Durante a audiência pública, especialistas abordaram a relevância de estabelecer uma regulamentação adequada que tenha como objetivo proteger a população, assim como as comunidades tradicionais e os setores econômicos impactados. Os participantes enfatizaram que a expansão desses centros de processamento de dados deve ser acompanhada por medidas que minimizem seus efeitos negativos sobre o meio ambiente e a sociedade.
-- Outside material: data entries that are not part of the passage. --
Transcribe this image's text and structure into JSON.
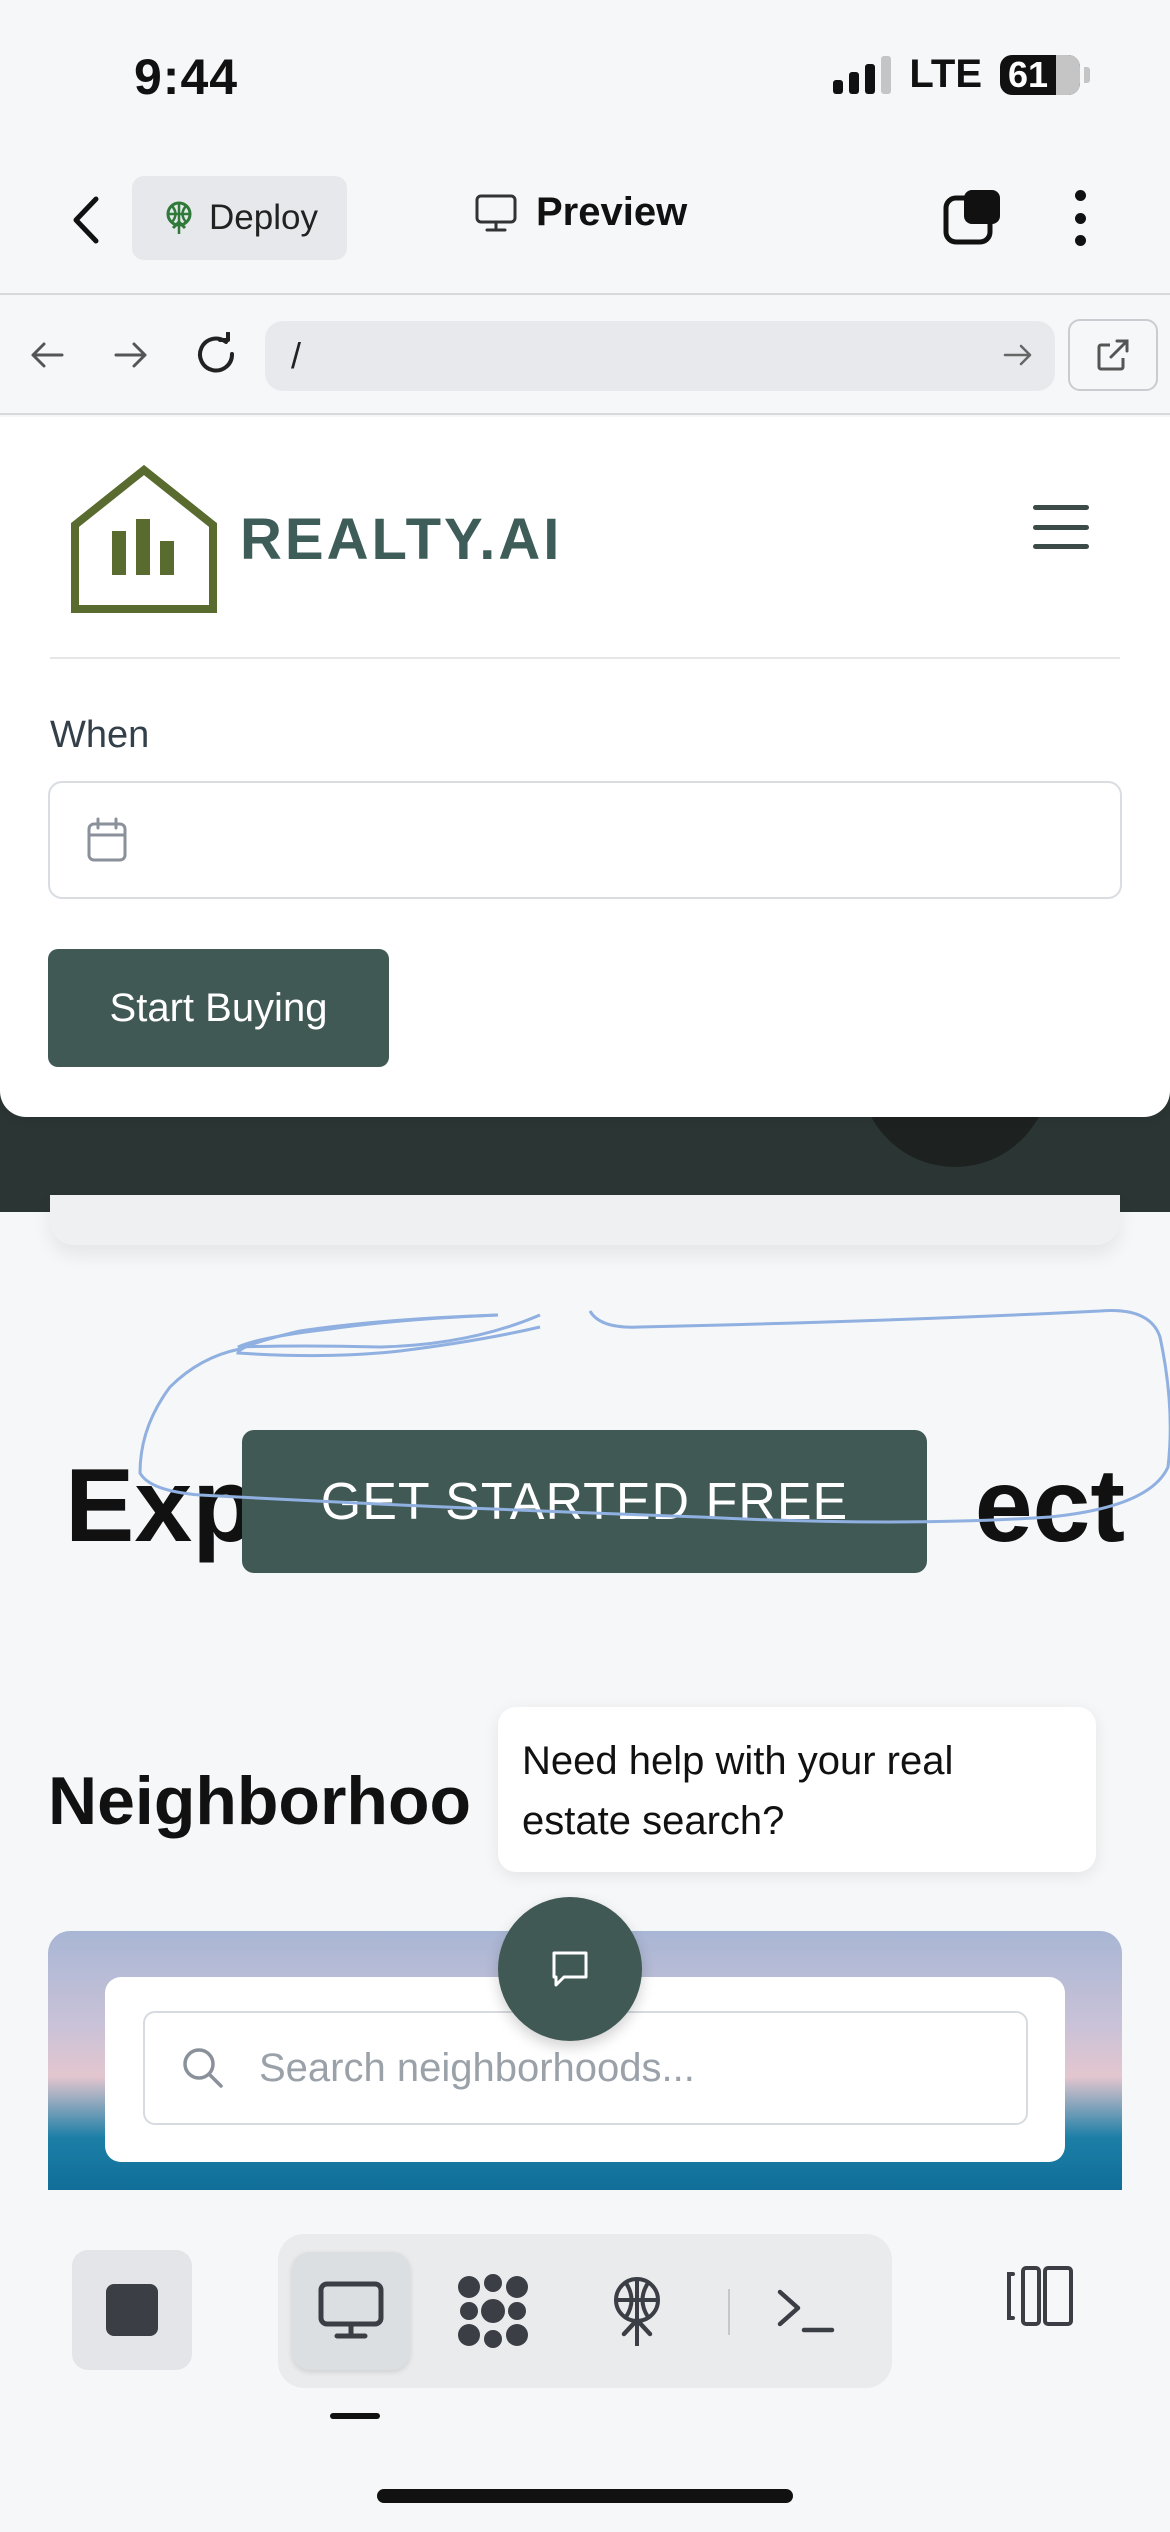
{
  "status_bar": {
    "time": "9:44",
    "network": "LTE",
    "battery": "61"
  },
  "app_bar": {
    "deploy_label": "Deploy",
    "title": "Preview"
  },
  "browser": {
    "url": "/"
  },
  "site": {
    "brand": "REALTY.AI",
    "form": {
      "when_label": "When",
      "date_value": "",
      "submit_label": "Start Buying"
    },
    "hero": {
      "heading_left": "Exp",
      "heading_right": "ect",
      "cta_label": "GET STARTED FREE"
    },
    "neighborhoods": {
      "heading": "Neighborhoo",
      "search_placeholder": "Search neighborhoods..."
    },
    "chat": {
      "bubble_text": "Need help with your real estate search?"
    }
  },
  "colors": {
    "brand_dark": "#415955",
    "logo_green": "#5a6b2f",
    "brand_text": "#3e5c58",
    "sketch_blue": "#8fb0e0"
  },
  "toolbar": {
    "items": [
      "stop",
      "preview",
      "agents",
      "deploy",
      "console",
      "panels"
    ],
    "active": "preview"
  }
}
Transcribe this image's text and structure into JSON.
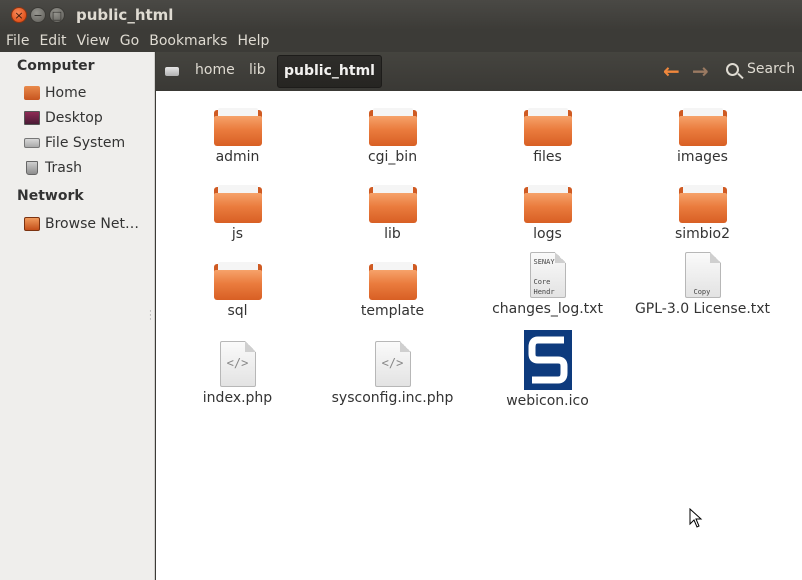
{
  "window": {
    "title": "public_html"
  },
  "menubar": [
    "File",
    "Edit",
    "View",
    "Go",
    "Bookmarks",
    "Help"
  ],
  "sidebar": {
    "computer_heading": "Computer",
    "computer_items": [
      {
        "label": "Home",
        "icon": "home-icon"
      },
      {
        "label": "Desktop",
        "icon": "desktop-icon"
      },
      {
        "label": "File System",
        "icon": "drive-icon"
      },
      {
        "label": "Trash",
        "icon": "trash-icon"
      }
    ],
    "network_heading": "Network",
    "network_items": [
      {
        "label": "Browse Net…",
        "icon": "network-icon"
      }
    ]
  },
  "toolbar": {
    "breadcrumbs": [
      "home",
      "lib",
      "public_html"
    ],
    "active_crumb": "public_html",
    "search_label": "Search"
  },
  "files": [
    {
      "name": "admin",
      "type": "folder"
    },
    {
      "name": "cgi_bin",
      "type": "folder"
    },
    {
      "name": "files",
      "type": "folder"
    },
    {
      "name": "images",
      "type": "folder"
    },
    {
      "name": "js",
      "type": "folder"
    },
    {
      "name": "lib",
      "type": "folder"
    },
    {
      "name": "logs",
      "type": "folder"
    },
    {
      "name": "simbio2",
      "type": "folder"
    },
    {
      "name": "sql",
      "type": "folder"
    },
    {
      "name": "template",
      "type": "folder"
    },
    {
      "name": "changes_log.txt",
      "type": "text",
      "preview": "SENAY\n\nCore\nHendr"
    },
    {
      "name": "GPL-3.0 License.txt",
      "type": "text",
      "preview": "\n\n\nCopy"
    },
    {
      "name": "index.php",
      "type": "code"
    },
    {
      "name": "sysconfig.inc.php",
      "type": "code"
    },
    {
      "name": "webicon.ico",
      "type": "image"
    }
  ],
  "colors": {
    "folder_orange": "#ea7c3e",
    "nav_arrow": "#f0873c",
    "webicon_blue": "#0d3a7d"
  }
}
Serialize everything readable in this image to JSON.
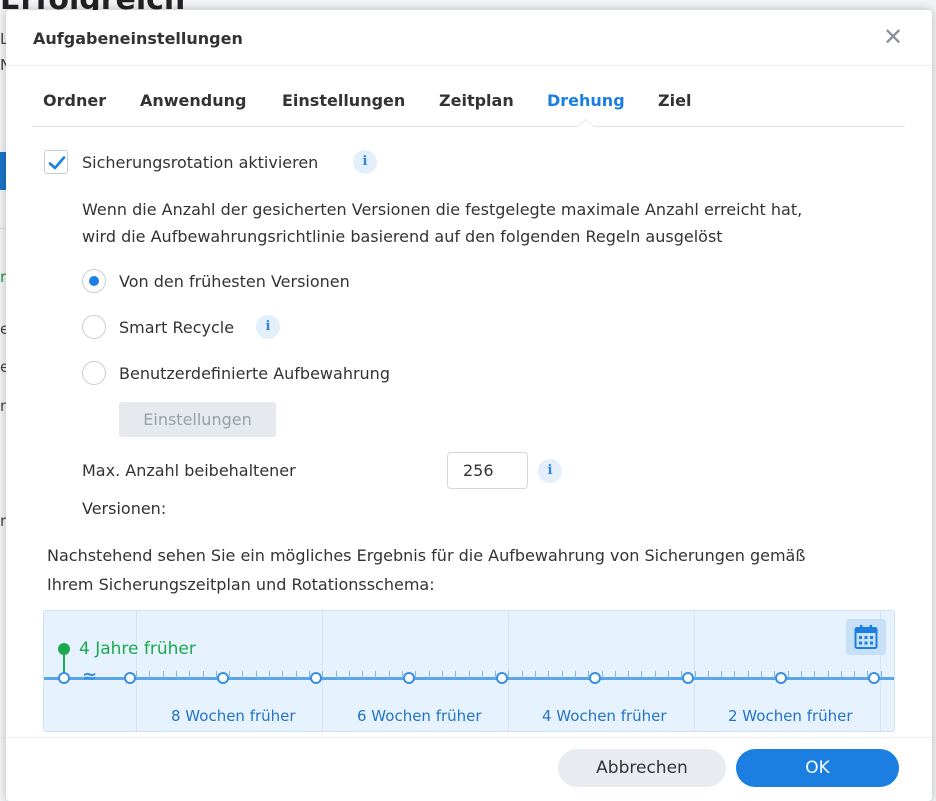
{
  "background": {
    "title": "Erfolgreich",
    "letters": [
      "L",
      "N",
      "e",
      "e",
      "n",
      "r"
    ],
    "status_glyph": "r"
  },
  "dialog": {
    "title": "Aufgabeneinstellungen",
    "close_glyph": "✕"
  },
  "tabs": [
    {
      "label": "Ordner",
      "active": false
    },
    {
      "label": "Anwendung",
      "active": false
    },
    {
      "label": "Einstellungen",
      "active": false
    },
    {
      "label": "Zeitplan",
      "active": false
    },
    {
      "label": "Drehung",
      "active": true
    },
    {
      "label": "Ziel",
      "active": false
    }
  ],
  "rotation": {
    "enable_label": "Sicherungsrotation aktivieren",
    "enabled": true,
    "description_line1": "Wenn die Anzahl der gesicherten Versionen die festgelegte maximale Anzahl erreicht hat,",
    "description_line2": "wird die Aufbewahrungsrichtlinie basierend auf den folgenden Regeln ausgelöst",
    "options": [
      {
        "label": "Von den frühesten Versionen",
        "selected": true
      },
      {
        "label": "Smart Recycle",
        "selected": false
      },
      {
        "label": "Benutzerdefinierte Aufbewahrung",
        "selected": false
      }
    ],
    "settings_button": "Einstellungen",
    "max_versions_label_line1": "Max. Anzahl beibehaltener",
    "max_versions_label_line2": "Versionen:",
    "max_versions_value": "256",
    "note_line1": "Nachstehend sehen Sie ein mögliches Ergebnis für die Aufbewahrung von Sicherungen gemäß",
    "note_line2": "Ihrem Sicherungszeitplan und Rotationsschema:"
  },
  "timeline": {
    "oldest_label": "4 Jahre früher",
    "week_labels": [
      "8 Wochen früher",
      "6 Wochen früher",
      "4 Wochen früher",
      "2 Wochen früher"
    ],
    "colors": {
      "accent": "#1a7fe0",
      "green": "#1ba84f",
      "background": "#e6f2fd"
    }
  },
  "footer": {
    "cancel_label": "Abbrechen",
    "ok_label": "OK"
  },
  "icons": {
    "info": "i",
    "calendar": "calendar-icon",
    "check": "checkmark-icon"
  }
}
A instalação de data centers, que têm se tornado cada vez mais comuns devido ao crescimento da demanda por serviços baseados em inteligência artificial, levanta preocupações não apenas sobre o consumo de recursos naturais, mas também sobre a necessidade de garantir que as comunidades afetadas não sejam prejudicadas por essas operações. A regulamentação sugerida busca equilibrar o avanço tecnológico com a preservação do bem-estar social e ambiental.
Os especialistas presentes no debate alertaram que a falta de regras claras pode levar a consequências graves, envolvendo não apenas a degradação ambiental, mas também a exclusão de grupos vulneráveis que habitam áreas próximas a esses centros. A audiência destacou, portanto, a urgência em se avançar com legislações que contemplem a proteção desses grupos e do meio ambiente, promovendo um desenvolvimento sustentável.
A discussão na CCT reflete uma crescente preocupação com o impacto que as tecnologias emergentes, como a inteligência artificial, podem ter no cotidiano das pessoas e na ecologia. Com a expansão dos data centers, a necessidade de um marco regulatório que garanta a responsabilidade social e ambiental se torna cada vez mais evidente.